A experiência de The Last of Us Parte 2 é algo fantástico, como também destacamos em nossa análise: consegue deixar uma bagagem emocional tão poderosa que te faz pensar dias e dias antes de encontrar sentido no que viu. Precisamente esta habilidade torna todo o jogo uma experiência que não pode ser descrita se não experimentada em primeira mão. No entanto, há muito a dizer sobre o final, sobre o que vimos nesses últimos momentos e o que o futuro nos reserva. Tentaremos seguir um único fio lógico que liga todos os pontos das cenas que, com maestria, a Naughty Dog revelou nos últimos momentos da aventura.

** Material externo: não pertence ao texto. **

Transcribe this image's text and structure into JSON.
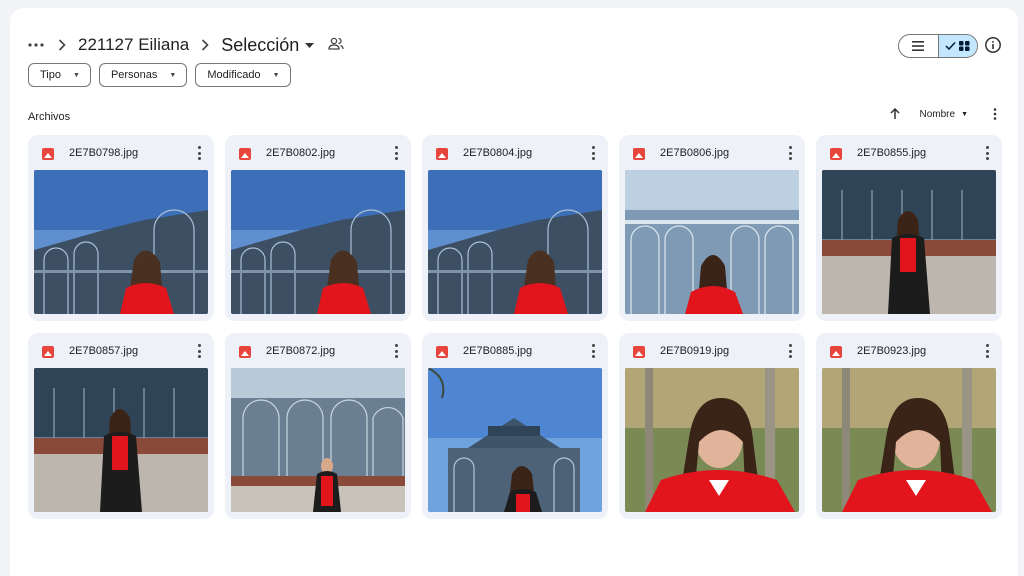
{
  "breadcrumb": {
    "more_icon": "more-horizontal-icon",
    "items": [
      "221127 Eiliana",
      "Selección"
    ]
  },
  "filters": [
    "Tipo",
    "Personas",
    "Modificado"
  ],
  "section": {
    "label": "Archivos"
  },
  "sort": {
    "label": "Nombre",
    "direction_icon": "arrow-up-icon"
  },
  "view": {
    "active": "grid"
  },
  "files": [
    {
      "name": "2E7B0798.jpg",
      "scene": "palace-sky"
    },
    {
      "name": "2E7B0802.jpg",
      "scene": "palace-sky"
    },
    {
      "name": "2E7B0804.jpg",
      "scene": "palace-sky"
    },
    {
      "name": "2E7B0806.jpg",
      "scene": "palace-front"
    },
    {
      "name": "2E7B0855.jpg",
      "scene": "palace-full"
    },
    {
      "name": "2E7B0857.jpg",
      "scene": "palace-full"
    },
    {
      "name": "2E7B0872.jpg",
      "scene": "palace-far"
    },
    {
      "name": "2E7B0885.jpg",
      "scene": "dome-sky"
    },
    {
      "name": "2E7B0919.jpg",
      "scene": "park-close"
    },
    {
      "name": "2E7B0923.jpg",
      "scene": "park-close"
    }
  ],
  "colors": {
    "accent": "#c2e7ff",
    "card_bg": "#eef1f7",
    "image_icon": "#e8453c",
    "outfit_red": "#e2141c"
  }
}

Antes de continuar com o artigo, gostaríamos de lembrar que o texto contém spoilers importantes sobre a trama de The Last of Us Parte 2 e que, portanto, pode minar a experiência daqueles que ainda não completaram totalmente a campanha do jogo. Aconselhamos que você não continue lendo até o final do jogo, para não estragar a experiência e ficar atento ao que vamos conversar.
The Flashbacks
Durante a longa aventura, The Last of Us Parte 2 nos traz muitos flashbacks, muitas vezes ligada a dois temas: o caminho que levou à descoberta do segredo de Joel por Ellie e a história de Abby com a morte de seu pai. Falaremos sobre o antagonismo dentro do jogo separadamente, mas certamente esses momentos também servem para distorcer e confundir o jogador sobre quem realmente é o vilão da história. O que, no entanto, com Abby se torna um motor de descoberta, com Ellie precisamos realmente entender seu caminho, o que a levou a ser a garota que é hoje.

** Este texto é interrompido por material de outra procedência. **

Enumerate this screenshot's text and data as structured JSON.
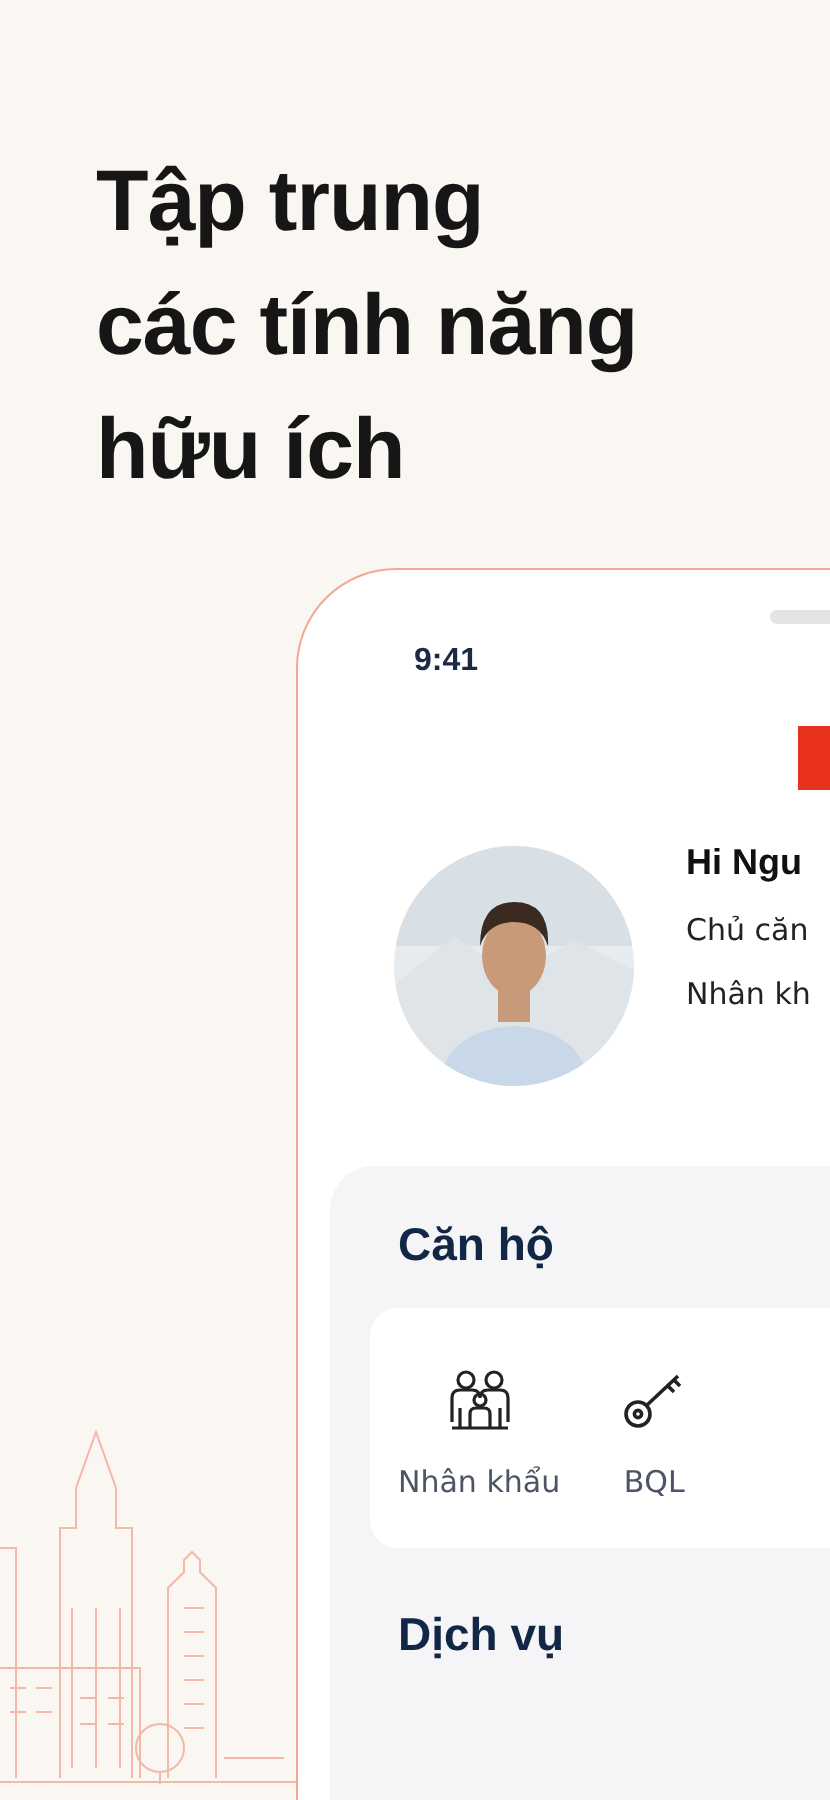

Uma das coisas que se destacam de imediato e que vemos especialmente no final diz respeito aos flashes que Ellie tem para com aquela figura paterna de Joel: não são simples pedaços da história, mas verdadeiras portas para os seus sentimentos. Dado que The Last of Us Parte 2 tenta reconstruir um realismo na psicologia dos personagens de forma a fazê-los fazer coisas que nem sempre estão relacionadas com a lógica, se a princípio então esses pedaços da história passada nos ajudem a contextualizar, aos poucos em vez disso, tornam-se sinônimo de vingança: na verdade, é recorrente a imagem que vê a garota em sua cabeça, de um Joel sangrento e já acabado, pouco antes de morrer nas mãos de Abby.
No entanto, esses Flashbacks mudam no final: enquanto Ellie finalmente consegue sua intenção de matar Abby, tudo muda. Não há mais um Joel ferido e sangrando, mas vemos um Joel quieto em uma cadeira tocando seu amado violão. Nesse momento o sentimento de vingança de Ellie muda, tornando-se algo que significa resignação, mas também aceitação do que aconteceu e um momento muito raro, principalmente naquele mundo violento, de consciência.
O último flashback nos mostra uma Ellie que, depois de aceitar o que aprendeu, vai até Joel dizendo que ela ainda não pode perdoá-lo, mas que tentará. A raiva que a garota sente durante o jogo fica então óbvia: Abby não só tirou dele o que parecia ser uma figura paterna, mas também a possibilidade de perdoar aquele homem, de chegar naquele dia em que tudo isso provavelmente teria escorregado. Rua.
Um joel resignado
Embora muitos na rede tenham reclamado de como Joel acabou preso e depois morto por Abby, é claro que o homem, entre outras coisas, está cansado dessa vida. Já o vemos exausto no início do primeiro The Last of Us, não acho que demore tanto para entender seu estado de espírito. Se acrescentarmos a isso que The Last of Us aponta para um realismo meticuloso, a vida é feita de erros, e nós os cometemos no menor momento oportuno. Mas a coisa que vemos imediatamente, uma vez que eles nos mostram o rosto ensanguentado de Joel, é que o homem é muito diferente daquele carregado de adrenalina que vemos após o tiro na rótula de uma espingarda: se primeiro ele é combativo e pronto para conduzir suas mãos, quando está deitado parece resignado, como se tivesse entendido que talvez esse fim seja a justiça batendo em sua porta. Faz sentido pensar que parte daquela raiva que Ellie choca também se deve ao fato dela não querer reagir, que é um grito inútil nos momentos finais daquele homem.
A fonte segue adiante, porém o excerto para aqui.